Lucky is one of those movies where nothing grand or interesting ever happens; there are no big plot twists or even any dramatic confrontations in this movie, where the two biggest scenarios are that Lucky’s friend Howard (David Lynch) is mourning over his missing pet tortoise named President Roosevelt, and that Lucky can’t light up a cigarette inside a public place. The thing is, though, while the fact that nothing happens here sounds like it’s a knock against the film, it actually helps establish a calm and grounded environment, the kind where the everyday lives of these townsfolk, Lucky included, are presented not as dramatically engaging but more like a snapshot of people who are content with the small, unshowy lives that they lead. It reminded me a lot of Paterson from a couple of years ago, a movie that also had no major dramatic stakes to it and was just a week in the lives of some very ordinary but very content people, which in many ways made it more three-dimensional and engaging than some of the more structured dramas out there because they felt like real people you could bump into randomly as you go about your day and strike up an amiable conversation with; the same can be said with Lucky, which also features a whole bunch of interesting characters, even if you don’t always end up agreeing with some of their philosophies, who you wouldn’t mind spending a bit of time with because they all have different stories to tell that you really want to know more about. There’s a scene where Tom Skerritt pops up for just the one scene and swaps war stories with Lucky in a café, and the details which he describes during a particularly disturbing encounter during the Okinawa invasion of World War II are the kind that will really stick in your imagination long after he’s gone, and it’s delivered so well by this character that you’re actually disappointed he’s not in the movie anymore after that, because you want to know a hell of a lot more about this guy and what other things he saw whilst serving his country. The movie is filled with little character-driven vignettes like that, and while not everyone will like how there is no traditional narrative structure to this film, they will at the very least be captivated by the simplicity and content nature of these people occupying the screen.

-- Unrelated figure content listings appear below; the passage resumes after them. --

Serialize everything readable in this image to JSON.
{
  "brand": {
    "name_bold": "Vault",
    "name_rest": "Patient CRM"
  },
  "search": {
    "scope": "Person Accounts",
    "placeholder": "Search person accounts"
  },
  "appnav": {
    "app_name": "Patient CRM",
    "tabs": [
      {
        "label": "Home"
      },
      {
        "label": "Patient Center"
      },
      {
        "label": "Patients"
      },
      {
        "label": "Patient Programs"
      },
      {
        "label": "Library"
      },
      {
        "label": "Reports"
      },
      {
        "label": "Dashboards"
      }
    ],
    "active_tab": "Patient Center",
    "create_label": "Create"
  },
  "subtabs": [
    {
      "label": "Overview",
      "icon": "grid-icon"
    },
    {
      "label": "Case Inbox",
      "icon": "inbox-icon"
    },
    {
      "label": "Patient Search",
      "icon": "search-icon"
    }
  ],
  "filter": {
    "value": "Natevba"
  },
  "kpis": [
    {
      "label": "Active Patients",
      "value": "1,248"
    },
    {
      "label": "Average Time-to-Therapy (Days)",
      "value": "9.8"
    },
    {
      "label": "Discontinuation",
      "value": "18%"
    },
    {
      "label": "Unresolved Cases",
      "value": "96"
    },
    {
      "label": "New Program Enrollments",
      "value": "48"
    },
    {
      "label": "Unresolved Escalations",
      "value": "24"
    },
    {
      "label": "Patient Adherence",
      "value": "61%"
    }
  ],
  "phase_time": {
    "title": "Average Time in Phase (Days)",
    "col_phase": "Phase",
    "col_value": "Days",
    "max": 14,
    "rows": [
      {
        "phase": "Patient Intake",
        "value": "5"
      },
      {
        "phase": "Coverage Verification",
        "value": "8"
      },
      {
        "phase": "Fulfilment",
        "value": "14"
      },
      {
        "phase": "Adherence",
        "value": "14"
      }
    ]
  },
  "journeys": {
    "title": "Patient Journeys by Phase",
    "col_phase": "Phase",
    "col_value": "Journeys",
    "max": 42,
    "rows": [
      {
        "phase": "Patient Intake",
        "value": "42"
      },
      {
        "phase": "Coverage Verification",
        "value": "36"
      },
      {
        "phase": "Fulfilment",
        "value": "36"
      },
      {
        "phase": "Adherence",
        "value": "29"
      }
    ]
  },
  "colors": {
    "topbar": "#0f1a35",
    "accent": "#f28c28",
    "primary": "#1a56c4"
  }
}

It’s a script – co-written by Logan Sparks, a close friend of Stanton’s as well as his long-time PA – that really depends on the lead performance being strong enough to carry it even though there’s nothing to carry it over, and luckily Harry Dean Stanton delivers a solid enough performance to rest it all on his somewhat fragile – and, sadly, soon to be non-active – shoulders. The character of Lucky appears to be tailor-made for Stanton and the actor fits into it perfectly like the comfiest pair of socks you could give a man in his golden years, trading fun quips with the several characters he bumps into along the way, having some quietly emotional moments when required, and in one memorable scene singing a spontaneous song in Spanish at a friend’s fiesta that’s subtle in its powerful nature. As you learn a little more about this guy and what kind of life he led up to this point, the more you feel a tragic sense of loneliness to his being and his aching desire for some kind of human contact, whether it be brief small-talk or rude insults to a lawyer (Ron Livingston) who’s just there to do his job. Stanton achieves all that with all the acting power he has left in his system, and he does so in ways that will really make you realise what a talent it was that we lost just over a year ago.

It’s a quiet and slight movie that’s certainly driven by the writing that gives us many interesting characters to glimpse at, as well as a captivating lead performance by an actor who might not be around anymore, but who we should all count ourselves lucky that he at least went out with one hell of a good movie.


Lucky makes up for its lack of a traditional narrative with a script that features several interesting characters we’d like to know more about, least of all the titular character played wonderfully by the late Harry Dean Stanton.